Agnès Crepet : Je trouve qu’il y a quand même des choses, le mouvement Right to Repair, ce genre de choses.

Frédéric Couchet : Le droit à la réparation.

Agnès Crepet : Oui. Le droit à la réparation. Ça s’est principalement lancé sur l’Angleterre mais c’est allé aussi ailleurs et je pense que ça a beaucoup d’impacts au niveau de la Commission européenne et c’est plutôt pas mal. On dépasse la téléphonie mobile, ça touchait aussi, principalement, les fabricants d’appareils électroniques, pousser ces fabricants-là à faire des appareils qui durent et capables d’être réparés, je trouve ça pas mal.

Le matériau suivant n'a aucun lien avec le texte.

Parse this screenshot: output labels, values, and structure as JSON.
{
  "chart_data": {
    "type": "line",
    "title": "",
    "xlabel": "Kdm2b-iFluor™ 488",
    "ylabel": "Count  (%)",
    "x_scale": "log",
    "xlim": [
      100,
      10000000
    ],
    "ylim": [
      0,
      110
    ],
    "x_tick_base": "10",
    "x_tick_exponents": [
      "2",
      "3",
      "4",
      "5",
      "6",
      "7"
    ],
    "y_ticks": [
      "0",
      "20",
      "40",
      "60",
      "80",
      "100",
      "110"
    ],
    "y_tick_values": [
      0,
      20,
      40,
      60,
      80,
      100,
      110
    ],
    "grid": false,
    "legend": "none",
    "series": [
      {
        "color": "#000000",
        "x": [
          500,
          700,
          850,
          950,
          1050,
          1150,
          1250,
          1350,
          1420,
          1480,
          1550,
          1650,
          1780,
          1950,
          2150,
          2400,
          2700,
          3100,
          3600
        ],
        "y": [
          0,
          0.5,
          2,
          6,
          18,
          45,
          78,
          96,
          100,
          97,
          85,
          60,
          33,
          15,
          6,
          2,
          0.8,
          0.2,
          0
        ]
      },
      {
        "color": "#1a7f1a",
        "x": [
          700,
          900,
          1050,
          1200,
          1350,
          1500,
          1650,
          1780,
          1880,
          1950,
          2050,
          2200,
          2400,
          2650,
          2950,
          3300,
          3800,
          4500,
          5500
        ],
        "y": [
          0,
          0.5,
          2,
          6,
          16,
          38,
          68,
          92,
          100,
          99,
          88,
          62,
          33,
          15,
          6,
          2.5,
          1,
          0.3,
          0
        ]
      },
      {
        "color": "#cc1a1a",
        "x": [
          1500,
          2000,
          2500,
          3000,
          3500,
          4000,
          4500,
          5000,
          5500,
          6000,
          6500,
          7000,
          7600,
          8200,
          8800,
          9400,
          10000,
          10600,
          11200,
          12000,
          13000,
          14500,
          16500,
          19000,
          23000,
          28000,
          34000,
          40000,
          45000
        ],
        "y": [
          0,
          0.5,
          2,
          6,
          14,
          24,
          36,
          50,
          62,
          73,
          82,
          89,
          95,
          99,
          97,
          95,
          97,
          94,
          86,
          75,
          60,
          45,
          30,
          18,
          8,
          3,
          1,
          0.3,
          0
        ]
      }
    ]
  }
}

Frédéric Couchet : D’accord. Je précise juste, pour les gens qui sont en France, qu’il y a bientôt au Sénat le projet de loi, de mémoire c’est « Réduire l’empreinte environnementale du numérique en France », qui arrive en seconde lecture. Si des gens veulent se mobiliser auprès des sénateurs et sénatrices, n’hésitez pas.
On arrive au bout de ce sujet mais on en reparlera, je pense, dans une autre émission, avec mes deux dernières questions : si vous avez des besoins, des annonces à faire et surtout la question finale, en moins de deux minutes, pour conclure, quels sont les éléments clefs que vous souhaiteriez que les auditeurs et auditrices retiennent de cette émission ? On va commencer par Gaël. On laissera le mot de la fin à Agnès. Gaël.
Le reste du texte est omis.